Matt’s nudge was actually that I should add a meta description tag so that the search engines show an alluring chunk of text beneath my link, instead of the current crap excerpt from that ridiculous post about Brisbane finally getting rain.

So I decided that I need to have my meta description text to be the same as my blog subtitle, known as the “description” to the WordPress application itself. I decided, for now, to go for this:

“Or, 101 ways to improve your social life! And that’s ironclad!”

Who’s not going to click when they read that?

Naturally I was doing a task, so the first step is to google how to do it. I googled for WordPress meta tags and found this Codex article about how to add meta tags to WordPress. It’s pretty easy really. You just need to edit the header.php file of your WordPress theme to include a meta description tag that has the value you want, in my case the text above.

So here’s the code I inserted into the header.php file of my WordPress theme. It uses the bloginfo template tag to display the blog’s description, as you may peruse below:


<meta name="description" content="<?php bloginfo('description'); ?>" />

So, now I just need to wait for the search engines to update their listings and I will be swimming amongst a traffic bonanza. Booya, thanks Matty!

I Fixed My Feed!

Wednesday, September 12th, 2007

That’s right fans, I’ve finally fixed my RSS feed. I thought it just randomly broke, but it looks like I was stuffing around with a random file that actually gets included in the RSS XML and it broke everything. The end.

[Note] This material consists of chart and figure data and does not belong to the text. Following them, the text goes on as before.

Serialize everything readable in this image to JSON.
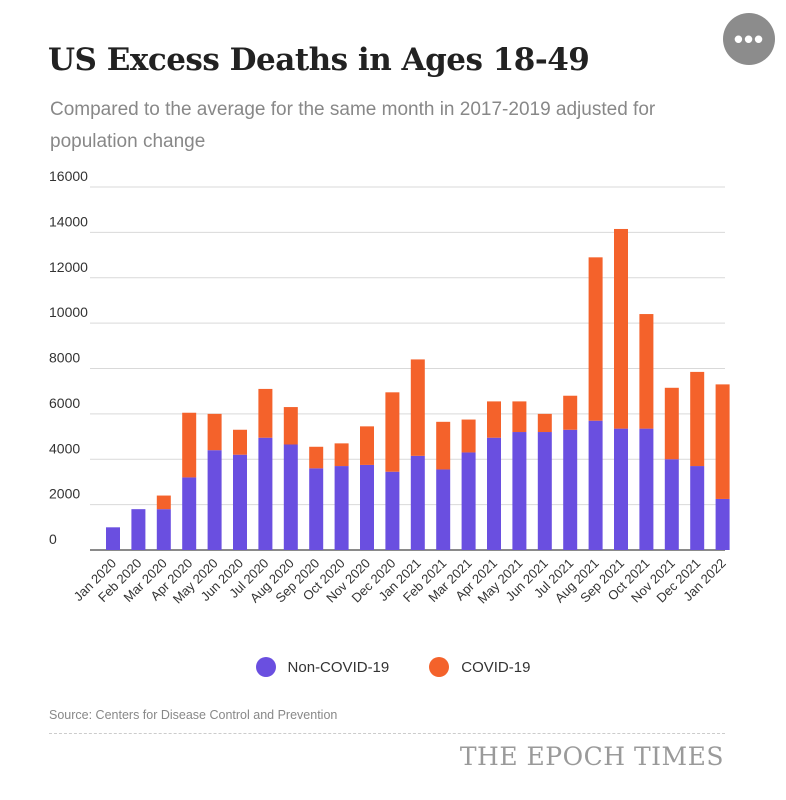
{
  "header": {
    "title": "US Excess Deaths in Ages 18-49",
    "subtitle": "Compared to the average for the same month in 2017-2019 adjusted for population change",
    "more_icon_glyph": "•••"
  },
  "legend": {
    "non_covid_label": "Non-COVID-19",
    "covid_label": "COVID-19"
  },
  "footer": {
    "source": "Source: Centers for Disease Control and Prevention",
    "brand": "THE EPOCH TIMES"
  },
  "chart_data": {
    "type": "bar",
    "stacked": true,
    "title": "US Excess Deaths in Ages 18-49",
    "subtitle": "Compared to the average for the same month in 2017-2019 adjusted for population change",
    "xlabel": "",
    "ylabel": "",
    "ylim": [
      0,
      16000
    ],
    "yticks": [
      0,
      2000,
      4000,
      6000,
      8000,
      10000,
      12000,
      14000,
      16000
    ],
    "grid": true,
    "legend_position": "bottom",
    "categories": [
      "Jan 2020",
      "Feb 2020",
      "Mar 2020",
      "Apr 2020",
      "May 2020",
      "Jun 2020",
      "Jul 2020",
      "Aug 2020",
      "Sep 2020",
      "Oct 2020",
      "Nov 2020",
      "Dec 2020",
      "Jan 2021",
      "Feb 2021",
      "Mar 2021",
      "Apr 2021",
      "May 2021",
      "Jun 2021",
      "Jul 2021",
      "Aug 2021",
      "Sep 2021",
      "Oct 2021",
      "Nov 2021",
      "Dec 2021",
      "Jan 2022"
    ],
    "series": [
      {
        "name": "Non-COVID-19",
        "color": "#6a4fe0",
        "values": [
          1000,
          1800,
          1800,
          3200,
          4400,
          4200,
          4950,
          4650,
          3600,
          3700,
          3750,
          3450,
          4150,
          3550,
          4300,
          4950,
          5200,
          5200,
          5300,
          5700,
          5350,
          5350,
          4000,
          3700,
          2250
        ]
      },
      {
        "name": "COVID-19",
        "color": "#f4622b",
        "values": [
          0,
          0,
          600,
          2850,
          1600,
          1100,
          2150,
          1650,
          950,
          1000,
          1700,
          3500,
          4250,
          2100,
          1450,
          1600,
          1350,
          800,
          1500,
          7200,
          8800,
          5050,
          3150,
          4150,
          5050
        ]
      }
    ],
    "source": "Source: Centers for Disease Control and Prevention"
  }
}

In other news I’ve been on holidays and got back, and I have tons of photos.

In still other news, we successfully launched the new Suncorp website this week. It’s a massive site and we built it using ASP.NET and C#, with lots of user controls and master pages to help get us through. We had some server troubles at first but now we’re looking good and the site looks like it’s going to hold up nicely. I’m stoked, because I’ve been working on the project since May and it’s great to see it finally come to fruition.